Welcome to the October installment of "FDA News in Review," where each month we look at the agency's latest decision, approvals, warnings and recalls. Over the last few days one of the hottest topics in pharma has been the issue of preemption, which is being argued before the Supreme Court in the case of Wyeth v. Levine. Those in favor of preemption think the FDA approval shields drugmakers from legal challenges in state court. But what do FDA staffers have to say? According to memos obtained by the Wall Street Journal, the FDA's labeling decisions aren't always based on the best possible information. "[M]uch of the argument for why we are proposing to invoke preemption seems to be based on a false assumption that the FDA approved labeling is fully accurate and up-to-date in a real time basis," wrote one top official.

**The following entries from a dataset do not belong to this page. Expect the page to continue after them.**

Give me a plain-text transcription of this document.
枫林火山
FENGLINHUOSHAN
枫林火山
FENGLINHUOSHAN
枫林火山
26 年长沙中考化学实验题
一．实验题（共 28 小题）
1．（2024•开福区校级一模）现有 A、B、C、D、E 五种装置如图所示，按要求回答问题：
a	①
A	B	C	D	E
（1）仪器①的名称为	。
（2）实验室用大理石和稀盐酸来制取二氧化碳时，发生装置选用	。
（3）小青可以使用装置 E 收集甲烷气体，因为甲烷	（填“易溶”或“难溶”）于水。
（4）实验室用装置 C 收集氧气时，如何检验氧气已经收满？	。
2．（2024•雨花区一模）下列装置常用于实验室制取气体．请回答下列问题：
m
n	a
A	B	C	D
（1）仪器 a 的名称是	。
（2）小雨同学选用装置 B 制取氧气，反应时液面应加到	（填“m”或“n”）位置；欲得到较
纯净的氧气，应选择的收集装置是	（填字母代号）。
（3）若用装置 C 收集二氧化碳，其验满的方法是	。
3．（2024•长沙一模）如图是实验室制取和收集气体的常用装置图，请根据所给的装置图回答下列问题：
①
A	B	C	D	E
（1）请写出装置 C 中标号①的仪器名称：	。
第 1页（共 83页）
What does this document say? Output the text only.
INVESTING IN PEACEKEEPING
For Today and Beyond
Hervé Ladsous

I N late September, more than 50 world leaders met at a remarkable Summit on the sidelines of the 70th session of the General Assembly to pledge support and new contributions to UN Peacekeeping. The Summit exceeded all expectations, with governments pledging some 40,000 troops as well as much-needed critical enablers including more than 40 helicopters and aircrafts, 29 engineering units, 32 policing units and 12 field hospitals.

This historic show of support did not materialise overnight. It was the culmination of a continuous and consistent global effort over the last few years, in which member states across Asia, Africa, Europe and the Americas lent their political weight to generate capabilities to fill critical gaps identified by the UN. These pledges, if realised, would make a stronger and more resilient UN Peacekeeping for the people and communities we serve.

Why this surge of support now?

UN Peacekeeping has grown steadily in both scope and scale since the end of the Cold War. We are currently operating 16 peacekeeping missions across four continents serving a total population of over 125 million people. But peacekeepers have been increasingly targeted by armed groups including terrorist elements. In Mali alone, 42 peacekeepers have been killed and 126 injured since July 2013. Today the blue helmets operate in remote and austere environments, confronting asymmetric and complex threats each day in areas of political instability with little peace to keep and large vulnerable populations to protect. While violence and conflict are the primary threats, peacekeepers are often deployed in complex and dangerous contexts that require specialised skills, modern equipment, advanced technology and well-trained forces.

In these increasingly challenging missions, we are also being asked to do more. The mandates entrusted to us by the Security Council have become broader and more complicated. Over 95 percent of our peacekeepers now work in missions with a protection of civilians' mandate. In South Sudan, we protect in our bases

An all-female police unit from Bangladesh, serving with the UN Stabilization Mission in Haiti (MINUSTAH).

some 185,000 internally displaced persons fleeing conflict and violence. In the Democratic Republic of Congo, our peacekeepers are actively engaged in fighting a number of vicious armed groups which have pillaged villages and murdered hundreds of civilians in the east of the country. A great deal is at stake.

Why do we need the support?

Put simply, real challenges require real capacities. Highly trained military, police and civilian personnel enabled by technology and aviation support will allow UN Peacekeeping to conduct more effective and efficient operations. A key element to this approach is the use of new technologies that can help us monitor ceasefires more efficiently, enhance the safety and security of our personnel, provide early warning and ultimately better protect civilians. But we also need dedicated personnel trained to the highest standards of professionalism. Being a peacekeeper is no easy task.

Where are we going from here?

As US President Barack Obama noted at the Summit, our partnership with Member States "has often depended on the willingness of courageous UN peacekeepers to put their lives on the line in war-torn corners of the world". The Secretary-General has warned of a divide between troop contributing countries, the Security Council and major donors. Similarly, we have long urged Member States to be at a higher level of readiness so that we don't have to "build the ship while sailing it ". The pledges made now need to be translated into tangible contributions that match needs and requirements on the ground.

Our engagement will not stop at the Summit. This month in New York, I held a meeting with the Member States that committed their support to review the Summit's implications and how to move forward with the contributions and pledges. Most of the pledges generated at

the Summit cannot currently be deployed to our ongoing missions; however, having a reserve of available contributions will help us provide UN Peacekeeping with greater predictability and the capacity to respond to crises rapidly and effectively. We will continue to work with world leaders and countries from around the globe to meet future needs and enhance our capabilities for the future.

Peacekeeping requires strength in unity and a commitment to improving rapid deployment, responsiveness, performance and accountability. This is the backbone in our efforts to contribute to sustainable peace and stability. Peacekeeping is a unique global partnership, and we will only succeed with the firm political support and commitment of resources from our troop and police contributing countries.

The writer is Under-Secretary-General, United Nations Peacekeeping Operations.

Another important story this month was the FDA's continuing difficulty meeting drug approval deadlines. So far this year the agency missed deadlines for Promacta, Nplate, Telavancin, Entereg, Cimzia, Lexiscan, Kynapid and alogliptin. The FDA says staffing shortages are to blame; critics say the agency is hesistant to approve drugs because of recent safety issues with some high-profile therapies. There were a number of approvals announced this month, however. The agency gave the ok to Genzyme's Myozyme, Lev Pharma's Cinryze and Bayer's Kogenate, among others.